ADVANTAGES OR DISADVANTAGES OF MARGIN TRADING
ADVANTAGES:
- Allows use of financial leverage.
- Helps in making decisions about altering selling price to gain market share.
- margin rates may also be competitive with rates on home equity loans, without all the paperwork and application fees.
- Margin can magnify your losses just as dramatically as it can boost returns.
- Being able to invest more while having limited cash on hand allows you to take advantage of timely market opportunities.

DISADVANTAGES
- Interest expense of margin loan.
- The margin of safety, which turns out to be very high, may cause management to lead to inappropriate use of excess funds.
- You increase risk whenever you trade on margin. You could lose your initial investment, plus what you borrowed from the broker.
MARGIN RULES
SEBI’s new peak margin rules for traders to come into effect from September
The Securities and Exchange Board of India has notified its new rules on trading, which will be effective from September, That all brokerages have been asked to provide their data on how much commission or other fees they charge per trade.

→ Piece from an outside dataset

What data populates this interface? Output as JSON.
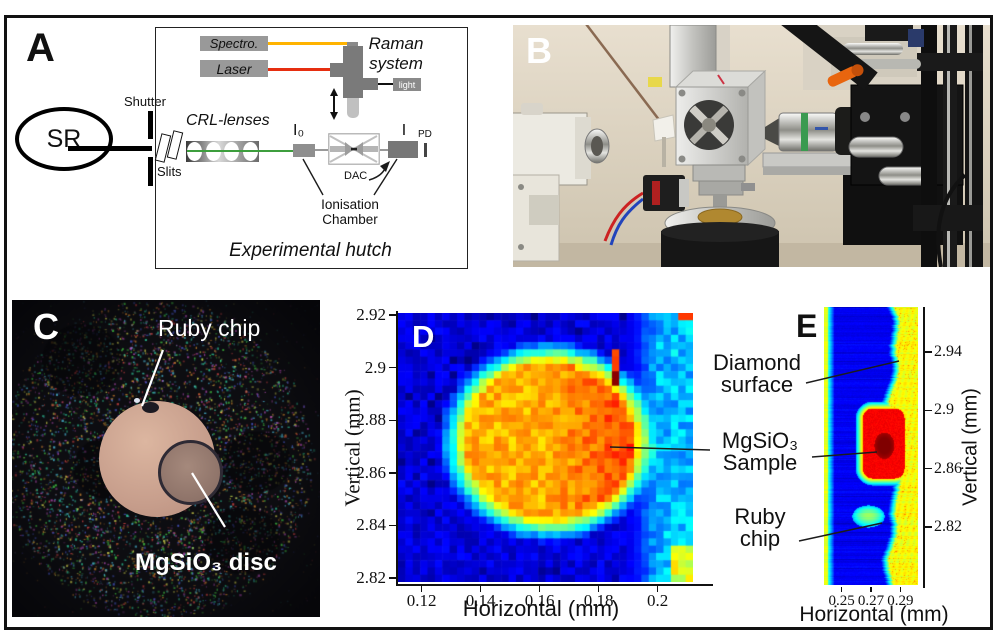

The rules adopt the term “pattern day trader”, which includes any margin client who trades four or more times in five business days on that day, provided the number of day trades is equal to the client’s total trading activity for the same five. be more than six percent. day duration.
New Rule of Day trading on margin
1) The minimum amount required should be Rs 50,000 per trade. This includes both longs and shorts.
2) There must be a daily average turnover of Rs 1 crore.
3) An investor needs to have sufficient capital to cover his/her position. If he/she fails to do this then he/she will need to pay back all the borrowed money plus interest.
Margin Requirements by SEBI Margin Requirements by SEBI
What is day trading on margin ?
1) The minimum amount required should be Rs 50,000 per trade. This includes both longs and shorts.
2) There must be a daily average turnover of Rs 1 crore.
3) An investor needs to have sufficient capital to cover his/her position. If he/she fails to do this then he/she will need to pay back all the borrowed money plus interest.